Spoiling

December 2, 2009

Summing up/ expanding on previous discussions in class:

During my brief and limited experience in writing theatre reviews, one of the hardest dedcisions i’ve had to make is whether or not to plot spoil. I know some people are dead against it, some people not bothered and others take individual circumstances into account.

On the one hand, I can fully understand not wanting to spoil. If there is a revelation in the play or a major unexpected event, it seems only courteous to keep is as a suprise for the audience – they are the ones paying the money, therefore should witness these key moments for themselves and react to it accordingly.

Sometimes spoiling can reveal a major twist in a play which is vital to the plot, and should be discovered by the audience in due course. Indeed this unseen knowledge of the play would completely change the meaning of  it for the spectator. The authorial/ directorial intentions of the play would be spolied as the audience member know too much, thus there cannot be the moment of revelation/ shock when it is emant to occur. This would probably result in dull and anti-climatic theatregoing.
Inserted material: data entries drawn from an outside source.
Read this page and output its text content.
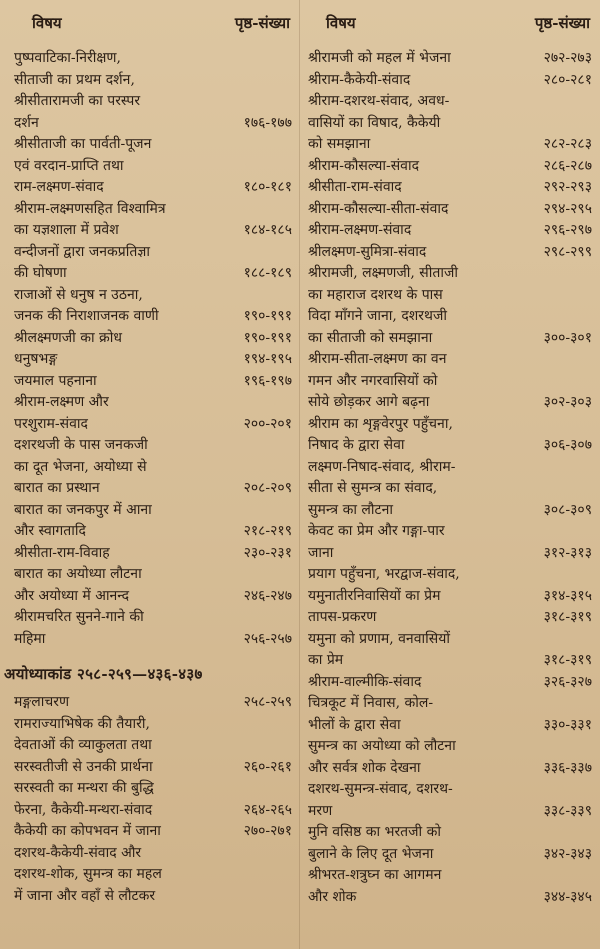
विषय	पृष्ठ-संख्या
पुष्पवाटिका-निरीक्षण,
सीताजी का प्रथम दर्शन,
श्रीसीतारामजी का परस्पर
दर्शन	१७६-१७७
श्रीसीताजी का पार्वती-पूजन
एवं वरदान-प्राप्ति तथा
राम-लक्ष्मण-संवाद	१८०-१८१
श्रीराम-लक्ष्मणसहित विश्वामित्र
का यज्ञशाला में प्रवेश	१८४-१८५
वन्दीजनों द्वारा जनकप्रतिज्ञा
की घोषणा	१८८-१८९
राजाओं से धनुष न उठना,
जनक की निराशाजनक वाणी	१९०-१९१
श्रीलक्ष्मणजी का क्रोध	१९०-१९१
धनुषभङ्ग	१९४-१९५
जयमाल पहनाना	१९६-१९७
श्रीराम-लक्ष्मण और
परशुराम-संवाद	२००-२०१
दशरथजी के पास जनकजी
का दूत भेजना, अयोध्या से
बारात का प्रस्थान	२०८-२०९
बारात का जनकपुर में आना
और स्वागतादि	२१८-२१९
श्रीसीता-राम-विवाह	२३०-२३१
बारात का अयोध्या लौटना
और अयोध्या में आनन्द	२४६-२४७
श्रीरामचरित सुनने-गाने की
महिमा	२५६-२५७
अयोध्याकांड २५८-२५९—४३६-४३७
मङ्गलाचरण	२५८-२५९
रामराज्याभिषेक की तैयारी,
देवताओं की व्याकुलता तथा
सरस्वतीजी से उनकी प्रार्थना	२६०-२६१
सरस्वती का मन्थरा की बुद्धि
फेरना, कैकेयी-मन्थरा-संवाद	२६४-२६५
कैकेयी का कोपभवन में जाना	२७०-२७१
दशरथ-कैकेयी-संवाद और
दशरथ-शोक, सुमन्त्र का महल
में जाना और वहाँ से लौटकर
विषय	पृष्ठ-संख्या
श्रीरामजी को महल में भेजना	२७२-२७३
श्रीराम-कैकेयी-संवाद	२८०-२८१
श्रीराम-दशरथ-संवाद, अवध-
वासियों का विषाद, कैकेयी
को समझाना	२८२-२८३
श्रीराम-कौसल्या-संवाद	२८६-२८७
श्रीसीता-राम-संवाद	२९२-२९३
श्रीराम-कौसल्या-सीता-संवाद	२९४-२९५
श्रीराम-लक्ष्मण-संवाद	२९६-२९७
श्रीलक्ष्मण-सुमित्रा-संवाद	२९८-२९९
श्रीरामजी, लक्ष्मणजी, सीताजी
का महाराज दशरथ के पास
विदा माँगने जाना, दशरथजी
का सीताजी को समझाना	३००-३०१
श्रीराम-सीता-लक्ष्मण का वन
गमन और नगरवासियों को
सोये छोड़कर आगे बढ़ना	३०२-३०३
श्रीराम का शृङ्गवेरपुर पहुँचना,
निषाद के द्वारा सेवा	३०६-३०७
लक्ष्मण-निषाद-संवाद, श्रीराम-
सीता से सुमन्त्र का संवाद,
सुमन्त्र का लौटना	३०८-३०९
केवट का प्रेम और गङ्गा-पार
जाना	३१२-३१३
प्रयाग पहुँचना, भरद्वाज-संवाद,
यमुनातीरनिवासियों का प्रेम	३१४-३१५
तापस-प्रकरण	३१८-३१९
यमुना को प्रणाम, वनवासियों
का प्रेम	३१८-३१९
श्रीराम-वाल्मीकि-संवाद	३२६-३२७
चित्रकूट में निवास, कोल-
भीलों के द्वारा सेवा	३३०-३३१
सुमन्त्र का अयोध्या को लौटना
और सर्वत्र शोक देखना	३३६-३३७
दशरथ-सुमन्त्र-संवाद, दशरथ-
मरण	३३८-३३९
मुनि वसिष्ठ का भरतजी को
बुलाने के लिए दूत भेजना	३४२-३४३
श्रीभरत-शत्रुघ्न का आगमन
और शोक	३४४-३४५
An example of this relates to what Karen mentioned in class. She saw a production called ‘Wrecks’, which is in fact a modern re-telling of ‘Oedipus Rex’. As soon as one makes this link, one realises the whole plot of the play without even needing to see it; I think it is a fair assumption that a lot of thatre-goers will be familiar of the story. Therefore if one writes in the review what the title relates to, that would spoil the whole plot of the play and it is unlikely that there will be any suprises, suspense or intrigue whilst watching. So although the play’s title is asking for it a bit, and indeed it would be very hard not to mention the ancient routes of the play, if one does so then it is essentially ruining the experience for any potential viewers.

On the other hand I can condone spoiling, after all it is the theatre critics job to review plays as a whole and state whether the outcomes are worth going to spend money on it or not. And how can you back up your views on a piece of theatre without explaining it as a whole? Ok sometimes this is not so much of an issue, if it is such a well known play as Hamlet for example, it is safe to assume that the audience know what happens. But in general, especially with a lot of new writing being produced at present, the issue is relevant.

I think in some cases, spoiling is essential in describing the plot and/ or the point of a play, and without it one is somewhat cheating the reader. They read the review to get a sense of the play as a whole, and if a review misses out a key event or point in it, then their perception of the play is distorted and not fully rounded. For example in ‘Our Class’ at the National Theatre, the key event which drives the play and makes it such a controversial choice to put on so close to when it actually happened, is when the barn containing 1600 Jewish people burns down. This is what the first act leads up to; the second act is the aftermath. Therefore the whole play centres around it. Also it is the key moment in realising the point of the play: to show how people turn on each other in times of panic. Indeed it is the horror that these old classmates stand by and watch, and in some cases even help the killing of their former friends. Thus I think glossing over or leaving out this element of the play is a mistake, and in this instance it is important to spoil for the sake of writing a decent, fully rounded review.

Having said that, one can still hold back some information in order to maintain some shock or revelation for the audience. I think as long as one refers to the occurence, stating its emotional affect, the point of it and its dramatic merits, then the specifics aren’t necessary. This will intrigue the reader rather than leaving them in the dark completely, yet not ruin it for them.

Overall I think that spoiling is sometimes important to do and necessary in explaining some plays. I tend to take each case as it comes and judge it accordingly. Of course it is always worth remembering that one reason to write reviews in the first place, is for them to be put into archives and explain past productions to future audiences, who will never get to see the real thing first hand. Even video footage cannot sum up the genuine theatre experience. Also bare in mind that if you have to spoil, then the oppurtunity to pre-warn your reader is perfectly acceptable. Then it really is their own choice whether to ‘spoil’ the play for themselves or not.